Por algum motivo, essas palavras batem em mim. Atravessam meu corpo em uma estranha sensação. A confusão em meu peito desaparece por inteira, e finalmente sinto que posso respirar com algum alívio.
- No começo achei que você não passava de uma garota chata, irritante, insuportável, e talvez até mimada e chorona que só me daria dor de cabeça... – Ele ergue as sobrancelhas, desviando o olhar – Bom, ainda não mudei muito minha opinião sobre ser chata, mas creio estar enganado por ter te enxergado dessa maneira. Acredito que se tivesse só um pouco mais de poder, você seria capaz de virar sozinha contra a entidade...
Brian se afasta de mim, me deixando em um êxtase por suas palavras de agora. Uma nova confusão passa por mim, mas diferente da anterior. Agora não é nada nocivo, eu me sinto bem de uma forma que percorre minha essência por inteira.
- Acha mesmo isso de mim? – Digo, olhando para ele por cima do ombro.
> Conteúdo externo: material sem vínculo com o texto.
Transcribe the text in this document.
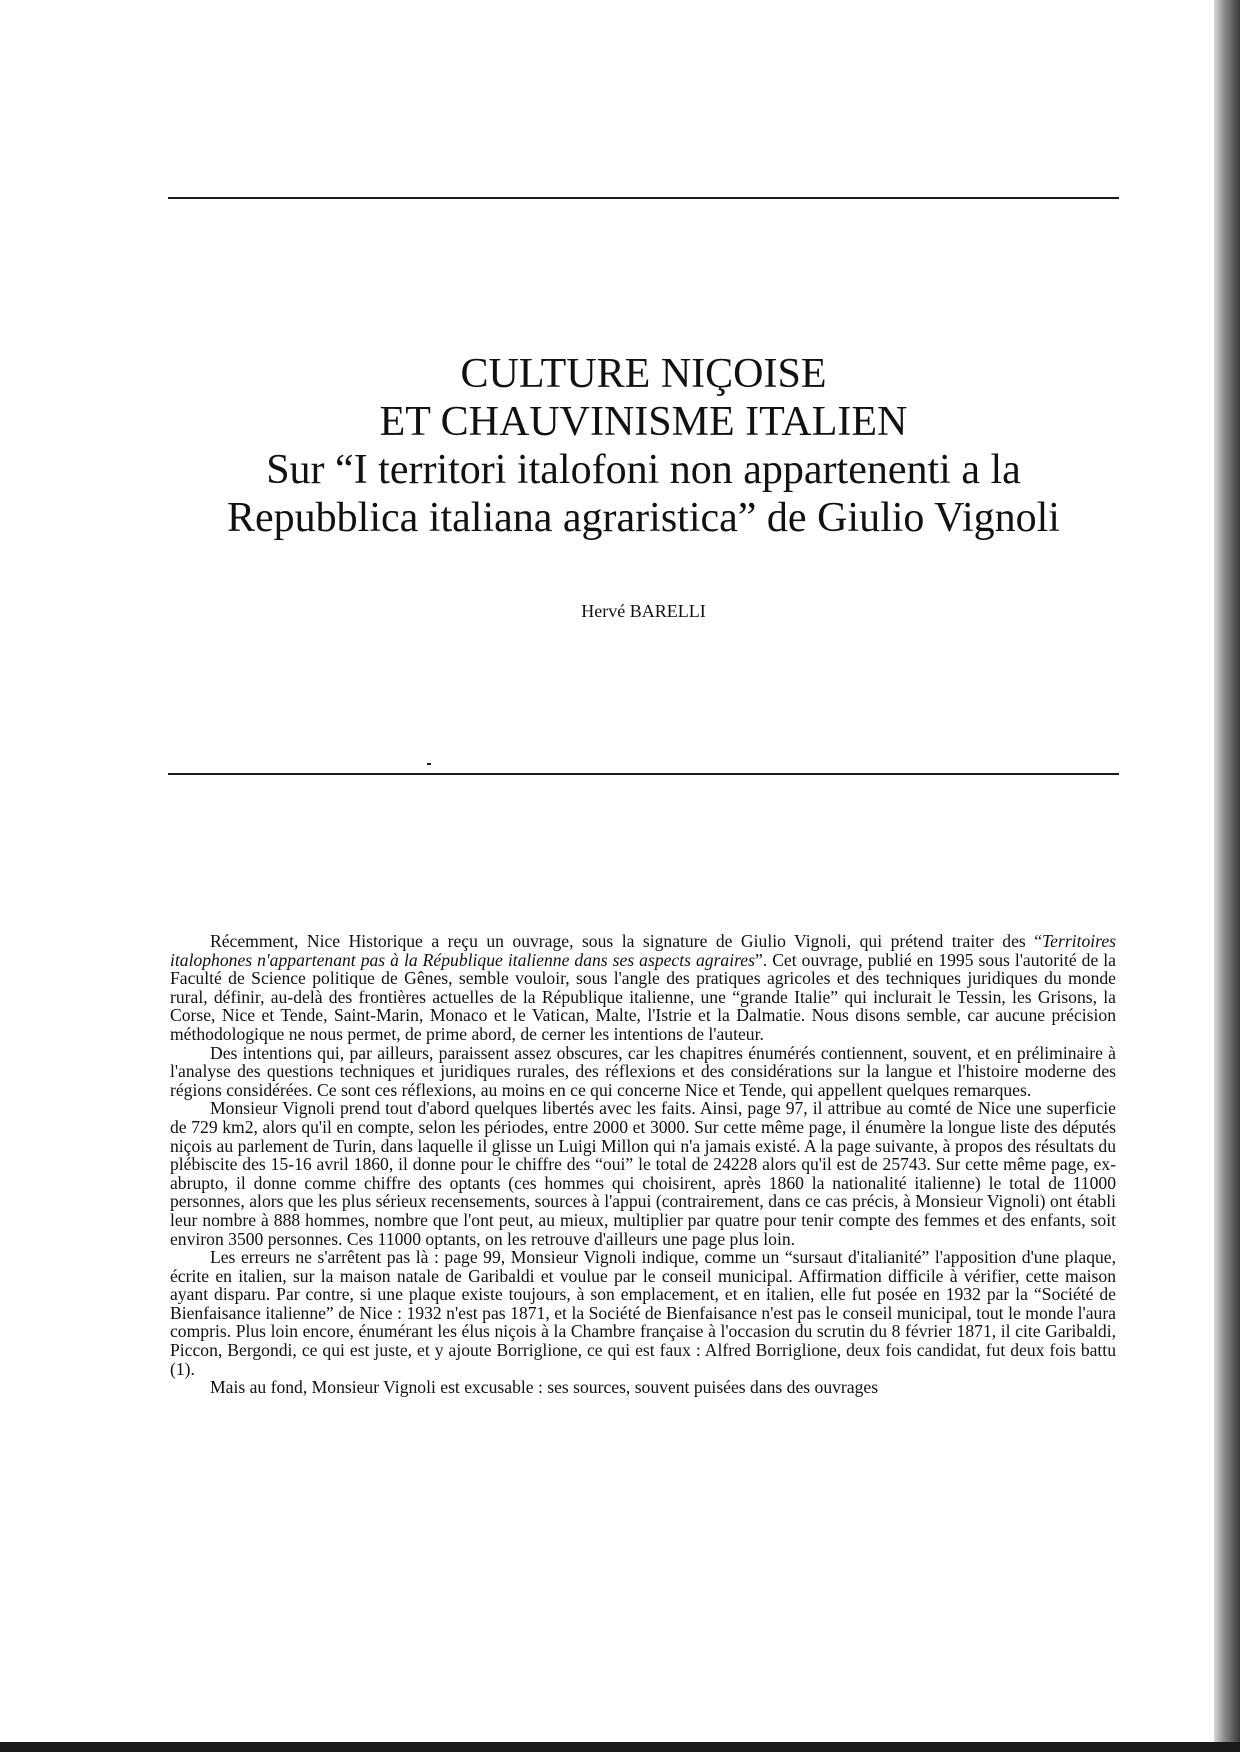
CULTURE NIÇOISE
ET CHAUVINISME ITALIEN
Sur “I territori italofoni non appartenenti a la
Repubblica italiana agraristica” de Giulio Vignoli
Hervé BARELLI

Récemment, Nice Historique a reçu un ouvrage, sous la signature de Giulio Vignoli, qui prétend traiter des “Territoires italophones n'appartenant pas à la République italienne dans ses aspects agraires”. Cet ouvrage, publié en 1995 sous l'autorité de la Faculté de Science politique de Gênes, semble vouloir, sous l'angle des pratiques agricoles et des techniques juridiques du monde rural, définir, au-delà des frontières actuelles de la République italienne, une “grande Italie” qui inclurait le Tessin, les Grisons, la Corse, Nice et Tende, Saint-Marin, Monaco et le Vatican, Malte, l'Istrie et la Dalmatie. Nous disons semble, car aucune précision méthodologique ne nous permet, de prime abord, de cerner les intentions de l'auteur.

Des intentions qui, par ailleurs, paraissent assez obscures, car les chapitres énumérés contiennent, souvent, et en préliminaire à l'analyse des questions techniques et juridiques rurales, des réflexions et des considérations sur la langue et l'histoire moderne des régions considérées. Ce sont ces réflexions, au moins en ce qui concerne Nice et Tende, qui appellent quelques remarques.

Monsieur Vignoli prend tout d'abord quelques libertés avec les faits. Ainsi, page 97, il attribue au comté de Nice une superficie de 729 km2, alors qu'il en compte, selon les périodes, entre 2000 et 3000. Sur cette même page, il énumère la longue liste des députés niçois au parlement de Turin, dans laquelle il glisse un Luigi Millon qui n'a jamais existé. A la page suivante, à propos des résultats du plébiscite des 15-16 avril 1860, il donne pour le chiffre des “oui” le total de 24228 alors qu'il est de 25743. Sur cette même page, ex-abrupto, il donne comme chiffre des optants (ces hommes qui choisirent, après 1860 la nationalité italienne) le total de 11000 personnes, alors que les plus sérieux recensements, sources à l'appui (contrairement, dans ce cas précis, à Monsieur Vignoli) ont établi leur nombre à 888 hommes, nombre que l'ont peut, au mieux, multiplier par quatre pour tenir compte des femmes et des enfants, soit environ 3500 personnes. Ces 11000 optants, on les retrouve d'ailleurs une page plus loin.

Les erreurs ne s'arrêtent pas là : page 99, Monsieur Vignoli indique, comme un “sursaut d'italianité” l'apposition d'une plaque, écrite en italien, sur la maison natale de Garibaldi et voulue par le conseil municipal. Affirmation difficile à vérifier, cette maison ayant disparu. Par contre, si une plaque existe toujours, à son emplacement, et en italien, elle fut posée en 1932 par la “Société de Bienfaisance italienne” de Nice : 1932 n'est pas 1871, et la Société de Bienfaisance n'est pas le conseil municipal, tout le monde l'aura compris. Plus loin encore, énumérant les élus niçois à la Chambre française à l'occasion du scrutin du 8 février 1871, il cite Garibaldi, Piccon, Bergondi, ce qui est juste, et y ajoute Borriglione, ce qui est faux : Alfred Borriglione, deux fois candidat, fut deux fois battu (1).

Mais au fond, Monsieur Vignoli est excusable : ses sources, souvent puisées dans des ouvrages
- Acho. Me faça ter certeza. – Ele diz, sem se virar para mim – E você conseguirá aprender sozinha, como já disse antes... Você é esperta.
Balanço a cabeça concordando – Essas runas não te farão falta?
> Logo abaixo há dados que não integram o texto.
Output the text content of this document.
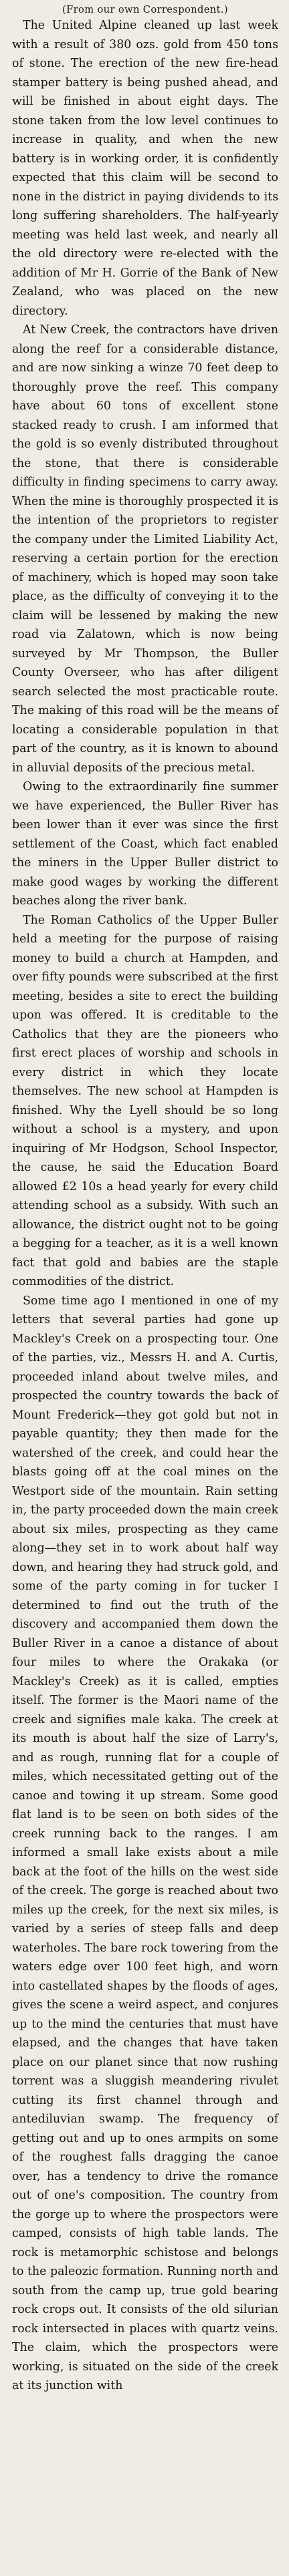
(From our own Correspondent.)

The United Alpine cleaned up last week with a result of 380 ozs. gold from 450 tons of stone. The erection of the new fire-head stamper battery is being pushed ahead, and will be finished in about eight days. The stone taken from the low level continues to increase in quality, and when the new battery is in working order, it is confidently expected that this claim will be second to none in the district in paying dividends to its long suffering shareholders. The half-yearly meeting was held last week, and nearly all the old directory were re-elected with the addition of Mr H. Gorrie of the Bank of New Zealand, who was placed on the new directory.

At New Creek, the contractors have driven along the reef for a considerable distance, and are now sinking a winze 70 feet deep to thoroughly prove the reef. This company have about 60 tons of excellent stone stacked ready to crush. I am informed that the gold is so evenly distributed throughout the stone, that there is considerable difficulty in finding specimens to carry away. When the mine is thoroughly prospected it is the intention of the proprietors to register the company under the Limited Liability Act, reserving a certain portion for the erection of machinery, which is hoped may soon take place, as the difficulty of conveying it to the claim will be lessened by making the new road via Zalatown, which is now being surveyed by Mr Thompson, the Buller County Overseer, who has after diligent search selected the most practicable route. The making of this road will be the means of locating a considerable population in that part of the country, as it is known to abound in alluvial deposits of the precious metal.

Owing to the extraordinarily fine summer we have experienced, the Buller River has been lower than it ever was since the first settlement of the Coast, which fact enabled the miners in the Upper Buller district to make good wages by working the different beaches along the river bank.

The Roman Catholics of the Upper Buller held a meeting for the purpose of raising money to build a church at Hampden, and over fifty pounds were subscribed at the first meeting, besides a site to erect the building upon was offered. It is creditable to the Catholics that they are the pioneers who first erect places of worship and schools in every district in which they locate themselves. The new school at Hampden is finished. Why the Lyell should be so long without a school is a mystery, and upon inquiring of Mr Hodgson, School Inspector, the cause, he said the Education Board allowed £2 10s a head yearly for every child attending school as a subsidy. With such an allowance, the district ought not to be going a begging for a teacher, as it is a well known fact that gold and babies are the staple commodities of the district.

Some time ago I mentioned in one of my letters that several parties had gone up Mackley's Creek on a prospecting tour. One of the parties, viz., Messrs H. and A. Curtis, proceeded inland about twelve miles, and prospected the country towards the back of Mount Frederick—they got gold but not in payable quantity; they then made for the watershed of the creek, and could hear the blasts going off at the coal mines on the Westport side of the mountain. Rain setting in, the party proceeded down the main creek about six miles, prospecting as they came along—they set in to work about half way down, and hearing they had struck gold, and some of the party coming in for tucker I determined to find out the truth of the discovery and accompanied them down the Buller River in a canoe a distance of about four miles to where the Orakaka (or Mackley's Creek) as it is called, empties itself. The former is the Maori name of the creek and signifies male kaka. The creek at its mouth is about half the size of Larry's, and as rough, running flat for a couple of miles, which necessitated getting out of the canoe and towing it up stream. Some good flat land is to be seen on both sides of the creek running back to the ranges. I am informed a small lake exists about a mile back at the foot of the hills on the west side of the creek. The gorge is reached about two miles up the creek, for the next six miles, is varied by a series of steep falls and deep waterholes. The bare rock towering from the waters edge over 100 feet high, and worn into castellated shapes by the floods of ages, gives the scene a weird aspect, and conjures up to the mind the centuries that must have elapsed, and the changes that have taken place on our planet since that now rushing torrent was a sluggish meandering rivulet cutting its first channel through and antediluvian swamp. The frequency of getting out and up to ones armpits on some of the roughest falls dragging the canoe over, has a tendency to drive the romance out of one's composition. The country from the gorge up to where the prospectors were camped, consists of high table lands. The rock is metamorphic schistose and belongs to the paleozic formation. Running north and south from the camp up, true gold bearing rock crops out. It consists of the old silurian rock intersected in places with quartz veins. The claim, which the prospectors were working, is situated on the side of the creek at its junction with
- Não se preocupe... Tenho memória fotográfica, tenho em mente o formato de cada uma delas e consigo usar seu poder sem estarem presentes. – Ele sorri de canto – E agora, as runas estarão em melhor uso com você.
Vejo meu guardião se afastando em passos lentos, e dou um suspiro sozinha. Porém dessa vez, me vejo com um sorriso bobo no rosto. Me pergunto como ele consegue ter esses efeitos em mim, me deixando para baixo, e depois me levantando assim.
E ele realmente me deixou sozinha para aprender a usar esses tais feitiços rúnicos, que por detalhe, não tenho a menor ideia de como usar ou qual o resultado que eu posso atingir. Ele fez parecer como a coisa mais fácil do mundo.
Tenho vontade de rir só de imaginar a dor de cabeça que irei ter para aprender essas coisas.
Acho que por hoje, já andei demais pela cidade, hora de voltar para casa. Novamente, me sinto um pouco melhor, mesmo com tantas coisas acontecendo em tão poucas horas.